Carlos, thank-you also very much for your kind remarks. I am glad you like it. Mischa, I wish I could paint like this again, but it is quite difficult to return to an earlier style and keep the marks convincing. Thank-you for your generous comments, though. They are appreciated. Sharon, thank-you for taking so much time to think about my work. You are such a great support for me! And thank-you for your kind comments about this painting. They're very much appreciated. Thank-you, Enzie, too for your comments. I am pleased you like it. |
Thomasin,
I love taking another look at your earlier work (as I've seen it many times on your website), and thinking about it in comparison to your newer work. There's an honesty, a lack of stylization, to your nudes which is fascinating, all the more so because many people would argue that idealizaton of the human form is necessary to imbue the nude with meaning, or to raise it to an allegorical level.
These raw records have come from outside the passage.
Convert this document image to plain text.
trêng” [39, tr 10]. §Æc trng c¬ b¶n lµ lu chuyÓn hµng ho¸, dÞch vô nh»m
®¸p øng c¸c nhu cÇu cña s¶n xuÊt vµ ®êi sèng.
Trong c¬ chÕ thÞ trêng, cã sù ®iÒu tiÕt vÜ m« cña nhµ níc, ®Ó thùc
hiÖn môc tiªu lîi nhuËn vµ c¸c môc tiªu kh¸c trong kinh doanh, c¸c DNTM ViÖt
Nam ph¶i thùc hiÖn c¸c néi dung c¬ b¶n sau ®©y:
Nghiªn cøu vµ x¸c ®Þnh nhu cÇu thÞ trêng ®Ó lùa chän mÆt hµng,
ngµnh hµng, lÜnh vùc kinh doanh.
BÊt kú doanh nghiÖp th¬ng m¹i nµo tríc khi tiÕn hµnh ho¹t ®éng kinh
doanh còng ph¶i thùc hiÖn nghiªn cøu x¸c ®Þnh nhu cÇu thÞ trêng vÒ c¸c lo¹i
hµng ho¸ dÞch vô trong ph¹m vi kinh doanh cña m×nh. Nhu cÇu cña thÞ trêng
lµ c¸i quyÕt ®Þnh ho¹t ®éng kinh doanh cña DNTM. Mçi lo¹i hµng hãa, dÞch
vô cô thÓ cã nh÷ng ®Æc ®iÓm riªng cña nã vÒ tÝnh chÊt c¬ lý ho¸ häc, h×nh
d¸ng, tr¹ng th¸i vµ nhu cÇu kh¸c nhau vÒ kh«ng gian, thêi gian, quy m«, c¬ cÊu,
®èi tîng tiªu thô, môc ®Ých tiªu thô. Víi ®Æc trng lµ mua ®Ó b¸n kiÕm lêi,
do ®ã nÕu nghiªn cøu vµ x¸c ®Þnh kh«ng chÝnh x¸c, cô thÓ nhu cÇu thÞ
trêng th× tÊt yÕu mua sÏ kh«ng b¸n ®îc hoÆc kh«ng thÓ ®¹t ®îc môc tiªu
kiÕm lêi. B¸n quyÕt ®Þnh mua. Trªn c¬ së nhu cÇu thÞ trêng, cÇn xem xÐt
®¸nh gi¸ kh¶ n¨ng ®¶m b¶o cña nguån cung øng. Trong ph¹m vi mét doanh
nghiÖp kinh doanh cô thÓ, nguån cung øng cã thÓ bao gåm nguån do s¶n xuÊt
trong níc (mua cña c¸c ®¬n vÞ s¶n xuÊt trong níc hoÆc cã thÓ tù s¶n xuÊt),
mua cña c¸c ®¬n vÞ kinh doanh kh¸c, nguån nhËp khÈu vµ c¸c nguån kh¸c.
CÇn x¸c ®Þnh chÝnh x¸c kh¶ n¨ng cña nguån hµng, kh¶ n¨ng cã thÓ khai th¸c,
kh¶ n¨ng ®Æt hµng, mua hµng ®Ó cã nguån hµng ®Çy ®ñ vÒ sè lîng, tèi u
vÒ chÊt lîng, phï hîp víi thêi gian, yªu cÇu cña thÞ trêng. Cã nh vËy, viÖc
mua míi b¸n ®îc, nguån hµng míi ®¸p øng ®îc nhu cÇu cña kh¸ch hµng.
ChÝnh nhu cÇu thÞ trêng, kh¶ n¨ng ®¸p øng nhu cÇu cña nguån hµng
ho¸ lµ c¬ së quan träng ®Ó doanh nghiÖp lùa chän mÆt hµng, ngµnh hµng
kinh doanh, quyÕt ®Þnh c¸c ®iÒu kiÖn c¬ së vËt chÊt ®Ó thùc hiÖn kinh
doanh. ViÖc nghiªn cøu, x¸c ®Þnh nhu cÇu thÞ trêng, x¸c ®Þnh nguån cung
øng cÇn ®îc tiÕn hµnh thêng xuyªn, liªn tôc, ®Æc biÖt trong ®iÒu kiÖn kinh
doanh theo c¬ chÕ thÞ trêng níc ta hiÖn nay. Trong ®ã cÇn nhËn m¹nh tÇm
I prefer this kind of painting because the figures speak to me. Their bodies and facial exprsssions form a whole. They are real people, and yet they represent something you don't have to describe in words. You just feel it. In this way I find our early work utterly engaging and very consistent with your recent work. I agree that you cannot go backwards. You must go forwards and follow your instinct. There is no other way! Thank you for this perspective on your work! |
Thank you very much, Alex. I am pleased you see a consistency between my early work and my new work - sometimes I can't. To me my work often seems like such a motley collection of ideas, not at all representative of a professional artist. There is such a change in myself from when I painted my early work and now, that looking at my early painting is like looking at the work of another artist and trying to work out how it was done.